Passaggio da lavoro full time a part time negli ultimi anni: impatto sulla pensione

Un’opzione alternativa e spesso poco considerata consiste nel concordare con il datore di lavoro il passaggio da un contratto full time a una modalità part time negli ultimi anni che precedono il pensionamento, facilitando la transizione verso l’uscita dal mondo del lavoro e migliorando il bilanciamento tra esigenze personali e professionali.

I tipi di part time (orizzontale, verticale, ciclico) influenzano l’accredito dei contributi INPS e l’accesso alla prestazione pensionistica. Dal 2021, la normativa ha equiparato i trattamenti previdenziali anche per i part time verticale e ciclico, garantendo le 52 settimane annue accreditate se la retribuzione rispetta i minimi stabiliti. Il minimale INPS per il 2025 è fissato a 241,36 euro settimanali per dipendenti privati, equivalente a 12.550,72 euro annui su base minima.

In sintesi:

  • In presenza di retribuzione superiore al minimo, il periodo part time è accreditato per intero ai fini pensionistici (sia in settore privato che pubblico).
  • Se lo stipendio si posiziona al di sotto della soglia minima, il riconoscimento contributivo avverrà proporzionalmente al reddito effettivamente percepito.
  • Nel pubblico impiego, gli anni in part time sono calcolati sempre integralmente.

Occorre tuttavia considerare che la riduzione della base contributiva porta generalmente a un assegno pensionistico finale più basso.
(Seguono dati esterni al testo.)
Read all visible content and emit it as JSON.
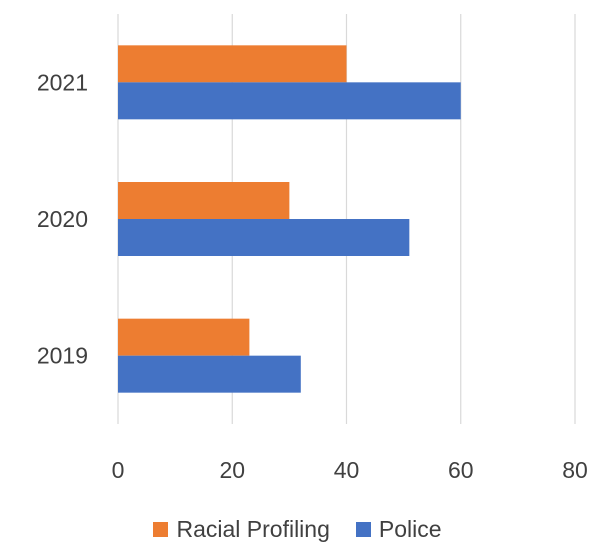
{
  "chart_data": {
    "type": "bar",
    "orientation": "horizontal",
    "categories": [
      "2019",
      "2020",
      "2021"
    ],
    "series": [
      {
        "name": "Racial Profiling",
        "color": "#ED7D31",
        "values": [
          23,
          30,
          40
        ]
      },
      {
        "name": "Police",
        "color": "#4472C4",
        "values": [
          32,
          51,
          60
        ]
      }
    ],
    "xlim": [
      0,
      80
    ],
    "xticks": [
      "0",
      "20",
      "40",
      "60",
      "80"
    ],
    "grid": "vertical",
    "legend_position": "bottom"
  }
}
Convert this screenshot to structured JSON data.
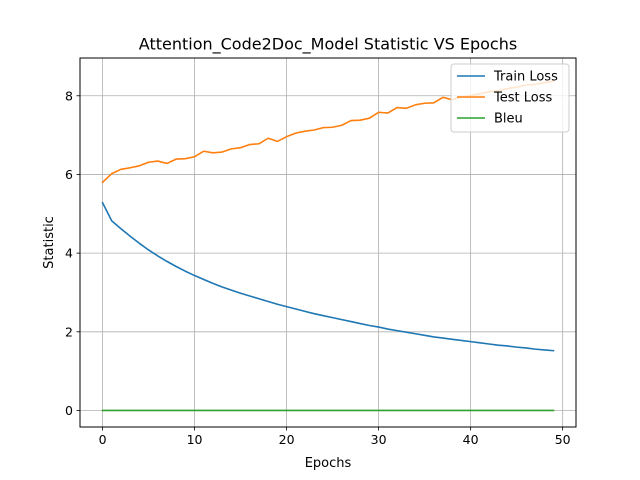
{
  "chart_data": {
    "type": "line",
    "title": "Attention_Code2Doc_Model Statistic VS Epochs",
    "xlabel": "Epochs",
    "ylabel": "Statistic",
    "xlim": [
      -2.45,
      51.45
    ],
    "ylim": [
      -0.42,
      8.96
    ],
    "xticks": [
      0,
      10,
      20,
      30,
      40,
      50
    ],
    "yticks": [
      0,
      2,
      4,
      6,
      8
    ],
    "grid": true,
    "legend_position": "top-right",
    "x": [
      0,
      1,
      2,
      3,
      4,
      5,
      6,
      7,
      8,
      9,
      10,
      11,
      12,
      13,
      14,
      15,
      16,
      17,
      18,
      19,
      20,
      21,
      22,
      23,
      24,
      25,
      26,
      27,
      28,
      29,
      30,
      31,
      32,
      33,
      34,
      35,
      36,
      37,
      38,
      39,
      40,
      41,
      42,
      43,
      44,
      45,
      46,
      47,
      48,
      49
    ],
    "series": [
      {
        "name": "Train Loss",
        "color": "#1f77b4",
        "values": [
          5.28,
          4.82,
          4.62,
          4.43,
          4.25,
          4.08,
          3.93,
          3.79,
          3.66,
          3.54,
          3.43,
          3.33,
          3.23,
          3.14,
          3.06,
          2.98,
          2.91,
          2.84,
          2.77,
          2.7,
          2.64,
          2.58,
          2.52,
          2.46,
          2.41,
          2.36,
          2.31,
          2.26,
          2.21,
          2.16,
          2.12,
          2.07,
          2.03,
          1.99,
          1.95,
          1.91,
          1.87,
          1.84,
          1.81,
          1.78,
          1.75,
          1.72,
          1.69,
          1.66,
          1.64,
          1.61,
          1.59,
          1.56,
          1.54,
          1.52
        ]
      },
      {
        "name": "Test Loss",
        "color": "#ff7f0e",
        "values": [
          5.8,
          6.02,
          6.13,
          6.17,
          6.22,
          6.31,
          6.34,
          6.28,
          6.39,
          6.4,
          6.45,
          6.59,
          6.55,
          6.57,
          6.65,
          6.68,
          6.76,
          6.78,
          6.92,
          6.84,
          6.96,
          7.05,
          7.1,
          7.13,
          7.19,
          7.2,
          7.25,
          7.37,
          7.38,
          7.43,
          7.58,
          7.56,
          7.7,
          7.68,
          7.77,
          7.81,
          7.82,
          7.96,
          7.9,
          7.97,
          8.01,
          8.05,
          8.1,
          8.13,
          8.18,
          8.22,
          8.27,
          8.29,
          8.33,
          8.37
        ]
      },
      {
        "name": "Bleu",
        "color": "#2ca02c",
        "values": [
          0.0,
          0.0,
          0.0,
          0.0,
          0.0,
          0.0,
          0.0,
          0.0,
          0.0,
          0.0,
          0.0,
          0.0,
          0.0,
          0.0,
          0.0,
          0.0,
          0.0,
          0.0,
          0.0,
          0.0,
          0.0,
          0.0,
          0.0,
          0.0,
          0.0,
          0.0,
          0.0,
          0.0,
          0.0,
          0.0,
          0.0,
          0.0,
          0.0,
          0.0,
          0.0,
          0.0,
          0.0,
          0.0,
          0.0,
          0.0,
          0.0,
          0.0,
          0.0,
          0.0,
          0.0,
          0.0,
          0.0,
          0.0,
          0.0,
          0.0
        ]
      }
    ]
  }
}
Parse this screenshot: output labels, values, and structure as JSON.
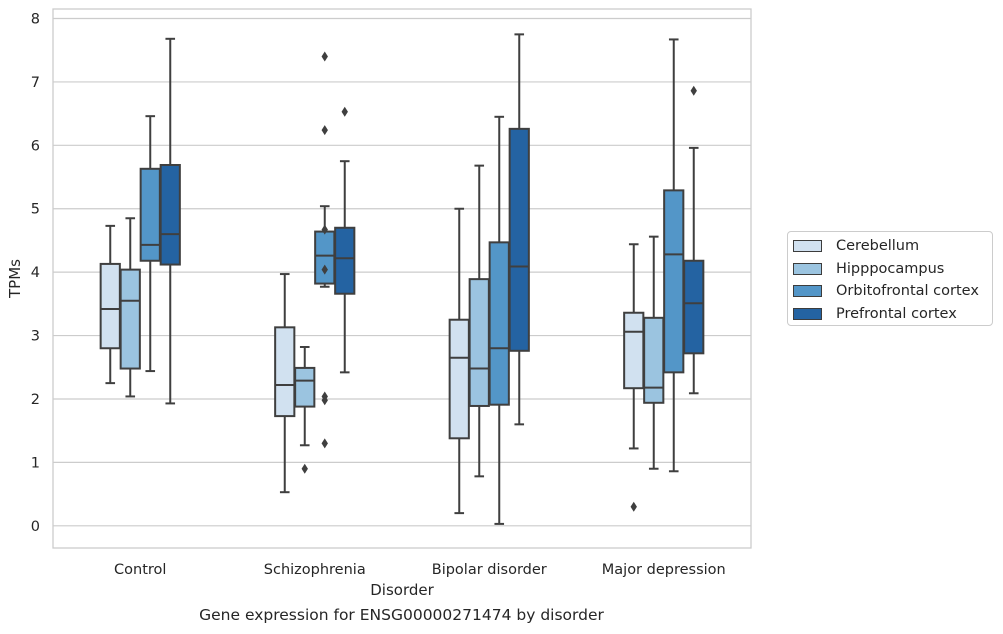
{
  "caption": "Gene expression for ENSG00000271474 by disorder",
  "chart_data": {
    "type": "box",
    "xlabel": "Disorder",
    "ylabel": "TPMs",
    "ylim": [
      -0.35,
      8.15
    ],
    "yticks": [
      0,
      1,
      2,
      3,
      4,
      5,
      6,
      7,
      8
    ],
    "grid": true,
    "legend_position": "right",
    "categories": [
      "Control",
      "Schizophrenia",
      "Bipolar disorder",
      "Major depression"
    ],
    "series": [
      {
        "name": "Cerebellum",
        "color": "#d1e1f0",
        "boxes": [
          {
            "whislo": 2.25,
            "q1": 2.8,
            "med": 3.42,
            "q3": 4.13,
            "whishi": 4.73,
            "fliers": []
          },
          {
            "whislo": 0.53,
            "q1": 1.73,
            "med": 2.22,
            "q3": 3.13,
            "whishi": 3.97,
            "fliers": []
          },
          {
            "whislo": 0.2,
            "q1": 1.38,
            "med": 2.65,
            "q3": 3.25,
            "whishi": 5.0,
            "fliers": []
          },
          {
            "whislo": 1.22,
            "q1": 2.17,
            "med": 3.06,
            "q3": 3.36,
            "whishi": 4.44,
            "fliers": [
              0.3
            ]
          }
        ]
      },
      {
        "name": "Hipppocampus",
        "color": "#9bc4e0",
        "boxes": [
          {
            "whislo": 2.04,
            "q1": 2.48,
            "med": 3.55,
            "q3": 4.04,
            "whishi": 4.85,
            "fliers": []
          },
          {
            "whislo": 1.27,
            "q1": 1.88,
            "med": 2.29,
            "q3": 2.49,
            "whishi": 2.82,
            "fliers": [
              0.9
            ]
          },
          {
            "whislo": 0.78,
            "q1": 1.89,
            "med": 2.48,
            "q3": 3.89,
            "whishi": 5.68,
            "fliers": []
          },
          {
            "whislo": 0.9,
            "q1": 1.94,
            "med": 2.18,
            "q3": 3.28,
            "whishi": 4.56,
            "fliers": []
          }
        ]
      },
      {
        "name": "Orbitofrontal cortex",
        "color": "#5396c8",
        "boxes": [
          {
            "whislo": 2.44,
            "q1": 4.18,
            "med": 4.43,
            "q3": 5.63,
            "whishi": 6.46,
            "fliers": []
          },
          {
            "whislo": 3.77,
            "q1": 3.82,
            "med": 4.26,
            "q3": 4.64,
            "whishi": 5.04,
            "fliers": [
              7.4,
              6.24,
              4.67,
              4.04,
              2.04,
              1.98,
              1.3
            ]
          },
          {
            "whislo": 0.03,
            "q1": 1.91,
            "med": 2.8,
            "q3": 4.47,
            "whishi": 6.45,
            "fliers": []
          },
          {
            "whislo": 0.86,
            "q1": 2.42,
            "med": 4.28,
            "q3": 5.29,
            "whishi": 7.67,
            "fliers": []
          }
        ]
      },
      {
        "name": "Prefrontal cortex",
        "color": "#2463a2",
        "boxes": [
          {
            "whislo": 1.93,
            "q1": 4.12,
            "med": 4.6,
            "q3": 5.69,
            "whishi": 7.68,
            "fliers": []
          },
          {
            "whislo": 2.42,
            "q1": 3.66,
            "med": 4.22,
            "q3": 4.7,
            "whishi": 5.75,
            "fliers": [
              6.53
            ]
          },
          {
            "whislo": 1.6,
            "q1": 2.76,
            "med": 4.09,
            "q3": 6.26,
            "whishi": 7.75,
            "fliers": []
          },
          {
            "whislo": 2.09,
            "q1": 2.72,
            "med": 3.51,
            "q3": 4.18,
            "whishi": 5.96,
            "fliers": [
              6.86
            ]
          }
        ]
      }
    ]
  }
}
Per sopperire a questa criticità, può essere valutata l’adesione a fondi pensione complementare, utilizzando sia il TFR che contributi volontari, con benefici fiscali e la possibilità di incrementare la rendita futura.

Il ricorso al part time deve essere oggetto di valutazione sulle prospettive previdenziali e sulle esigenze economiche del lavoratore. Un’adeguata pianificazione in questa fase consente di ridurre l’impatto della minore contribuzione e può essere accompagnata dal riscatto volontario dei periodi insufficientemente coperti.

Strategie aggiuntive e simulazione

Per chi sceglie il part time, strategicamente è consigliabile:

  • Monitorare i livelli retributivi per non scendere sotto i minimi INPS e garantire l’integrale accreditamento;
  • Pianificare il riscatto dei periodi scoperti contributivamente (valutando i costi e le agevolazioni disponibili);
  • Valutare il conferimento del proprio TFR a un fondo pensione, che produce rendimenti e garantisce una tassazione più favorevole (aliquota tra 9% e 15% rispetto al 23% del TFR lasciato in azienda);
  • Considerare contributi volontari aggiuntivi e la deduzione fiscale fino a 5.164,57 euro/anno.

Considerazioni su altri strumenti di accompagnamento al pensionamento

È inoltre possibile, tramite accordi individuali o collettivi, una risoluzione consensuale del rapporto di lavoro accompagnata dalla NASPI (indennità mensile di disoccupazione), che può anticipare l’accesso a strumenti pensionistici anticipati come la “Quota 41”, riservata però a categorie precise.